Russia seizes $50 billion in assets as economy shifts during war in Ukraine, research shows
  • ‘Fortress Russia’ uses host of mechanisms to take major assets
  • Some domestic businesses also face nationalization, report says

MOSCOW: Russian authorities have confiscated assets worth some $50 billion over the past three years, underscoring the scale of the transformation into a “fortress Russia” economic model during the war in Ukraine, research showed on Wednesday.

The conflict has been accompanied by a significant transfer of assets as many Western companies fled the Russian market, others’ assets were expropriated and the assets of some major Russian businesses were seized by the state.

In response to what Russia called illegal actions by the West, President Vladimir Putin signed decrees over the past three years allowing the seizure of Western assets, entangling firms ranging from Germany’s Uniper to Danish brewer Carlsberg.

Besides the Western assets, major domestic companies have changed hands on the basis of different legal mechanisms including the need for strategic resources, corruption claims, alleged privatization violations, or poor management.

Moscow law firm NSP (Nektorov, Saveliev & Partners) said that the scale of what it called the “nationalization” amounted to 3.9 trillion roubles over three years, and it listed the companies involved.

The research was first reported by Kommersant, one of Russia’s leading newspapers, which said it illustrated a “fortress Russia” economic model.

The 1991 break-up of the Soviet Union ushered in hopes that Russia could transform into a free-market economy integrated into the global economy, but vast corruption, economic turmoil and organized crime undermined confidence in democratic capitalism through the 1990s.

Putin, in his first eight years in power, supported economic freedoms, targeted some so-called oligarchs and presided over a significant growth of the economy to $1.8 trillion in 2008 from $200 billion in 1999.

In the 2008-2022 period, the economy grew to $2.3 trillion, though Western sanctions hit it hard after Russia annexed Crimea from Ukraine in 2014, according to figures from the International Monetary Fund.

Though the Russian economy has performed better than expected during the war in Ukraine, its nominal dollar size in 2024 was just $2.2 trillion, according to IMF figures, much smaller than China, the European Union or United States.

‘Fortress Russia’

Russian officials say that the Ukraine war — the biggest confrontation with the West since the depths of the Cold War — has demanded extraordinary measures to prevent what they say was a clear Western attempt to sink the Russian economy.

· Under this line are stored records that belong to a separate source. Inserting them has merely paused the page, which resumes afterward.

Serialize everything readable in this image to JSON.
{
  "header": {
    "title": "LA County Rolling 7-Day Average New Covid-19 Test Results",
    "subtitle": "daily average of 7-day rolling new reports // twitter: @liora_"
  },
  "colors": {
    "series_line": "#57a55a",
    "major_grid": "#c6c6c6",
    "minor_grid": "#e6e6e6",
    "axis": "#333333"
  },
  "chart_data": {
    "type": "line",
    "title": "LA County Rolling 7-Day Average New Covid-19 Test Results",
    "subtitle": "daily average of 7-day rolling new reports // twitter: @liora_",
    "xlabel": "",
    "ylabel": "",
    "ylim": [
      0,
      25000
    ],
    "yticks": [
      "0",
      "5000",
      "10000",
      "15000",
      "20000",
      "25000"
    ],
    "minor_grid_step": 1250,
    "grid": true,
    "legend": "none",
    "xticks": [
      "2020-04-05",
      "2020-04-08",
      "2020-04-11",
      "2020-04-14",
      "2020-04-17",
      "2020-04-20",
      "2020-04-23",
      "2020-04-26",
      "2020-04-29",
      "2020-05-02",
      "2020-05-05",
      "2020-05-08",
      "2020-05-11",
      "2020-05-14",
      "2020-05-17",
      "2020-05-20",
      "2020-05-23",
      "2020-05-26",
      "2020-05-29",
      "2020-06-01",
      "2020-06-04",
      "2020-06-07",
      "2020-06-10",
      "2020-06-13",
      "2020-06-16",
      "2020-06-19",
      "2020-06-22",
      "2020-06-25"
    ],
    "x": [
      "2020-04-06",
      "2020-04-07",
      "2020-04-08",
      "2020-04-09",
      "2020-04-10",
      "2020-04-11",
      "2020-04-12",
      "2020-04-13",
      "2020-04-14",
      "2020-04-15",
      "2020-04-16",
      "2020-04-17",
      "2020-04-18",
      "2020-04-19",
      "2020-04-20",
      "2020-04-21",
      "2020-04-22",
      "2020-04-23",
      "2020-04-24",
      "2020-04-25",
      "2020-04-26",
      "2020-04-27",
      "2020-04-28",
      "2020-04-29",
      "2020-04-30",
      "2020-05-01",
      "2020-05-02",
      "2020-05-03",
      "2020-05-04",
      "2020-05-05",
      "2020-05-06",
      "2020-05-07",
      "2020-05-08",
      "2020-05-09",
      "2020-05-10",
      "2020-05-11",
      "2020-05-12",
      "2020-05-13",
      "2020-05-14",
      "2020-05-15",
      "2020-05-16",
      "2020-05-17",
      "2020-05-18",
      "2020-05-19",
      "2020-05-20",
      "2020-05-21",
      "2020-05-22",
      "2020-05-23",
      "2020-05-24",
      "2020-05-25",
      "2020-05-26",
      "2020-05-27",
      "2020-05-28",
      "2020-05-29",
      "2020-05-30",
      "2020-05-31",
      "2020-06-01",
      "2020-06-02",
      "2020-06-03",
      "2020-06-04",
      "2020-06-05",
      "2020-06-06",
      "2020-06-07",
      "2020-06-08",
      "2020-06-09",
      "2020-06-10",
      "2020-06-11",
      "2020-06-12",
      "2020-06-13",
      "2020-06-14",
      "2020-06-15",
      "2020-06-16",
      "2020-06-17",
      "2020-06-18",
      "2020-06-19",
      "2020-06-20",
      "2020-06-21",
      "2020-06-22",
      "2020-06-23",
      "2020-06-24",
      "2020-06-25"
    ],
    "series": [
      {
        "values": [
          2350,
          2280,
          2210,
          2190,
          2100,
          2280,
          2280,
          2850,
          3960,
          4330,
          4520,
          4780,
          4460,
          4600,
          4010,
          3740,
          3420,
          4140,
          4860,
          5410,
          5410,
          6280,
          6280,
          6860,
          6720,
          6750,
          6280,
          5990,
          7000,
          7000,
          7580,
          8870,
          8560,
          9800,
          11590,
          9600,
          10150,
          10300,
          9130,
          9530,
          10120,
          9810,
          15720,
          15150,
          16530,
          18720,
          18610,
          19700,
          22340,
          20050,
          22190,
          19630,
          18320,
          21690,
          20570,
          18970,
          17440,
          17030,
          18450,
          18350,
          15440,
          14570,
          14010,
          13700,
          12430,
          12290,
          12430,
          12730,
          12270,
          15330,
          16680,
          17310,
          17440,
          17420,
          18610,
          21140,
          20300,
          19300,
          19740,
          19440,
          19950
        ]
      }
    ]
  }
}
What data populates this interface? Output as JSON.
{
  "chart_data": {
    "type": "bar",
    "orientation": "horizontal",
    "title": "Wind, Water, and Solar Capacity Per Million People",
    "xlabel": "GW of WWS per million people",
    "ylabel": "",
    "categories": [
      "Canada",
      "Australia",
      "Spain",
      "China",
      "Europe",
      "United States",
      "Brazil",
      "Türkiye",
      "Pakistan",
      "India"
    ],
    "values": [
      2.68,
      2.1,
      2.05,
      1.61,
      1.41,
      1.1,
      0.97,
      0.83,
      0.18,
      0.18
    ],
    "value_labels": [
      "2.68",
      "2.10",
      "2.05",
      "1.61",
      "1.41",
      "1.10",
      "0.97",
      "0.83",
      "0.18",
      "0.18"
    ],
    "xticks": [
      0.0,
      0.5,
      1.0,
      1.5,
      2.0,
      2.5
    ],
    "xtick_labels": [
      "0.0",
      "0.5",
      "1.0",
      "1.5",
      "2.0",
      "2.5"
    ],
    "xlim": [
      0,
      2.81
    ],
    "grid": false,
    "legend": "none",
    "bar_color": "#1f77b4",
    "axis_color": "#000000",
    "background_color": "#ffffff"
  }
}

Putin says the exit of Western firms has allowed domestic producers to take their place and that the Western sanctions have forced domestic business to develop. He has called for a “new development model” distinct from “outdated globalization.”

But the wartime economy, geared toward producing weapons and supporting a long conflict with Ukraine, has put the state — and those officials who operate it — in a much more powerful position than private Russian businesses.

Russian prosecutors are now seeking to seize billionaire Konstantin Strukov’s majority stake in major gold producer Uzhuralzoloto (UGC) for the state.

More than a thousand companies — from McDonald’s to Mercedes-Benz — have left Russia since the February 2022 start of Russia’s war in Ukraine by selling, handing the keys to existing managers or simply abandoning their assets.

Others had their assets seized and a sale forced through.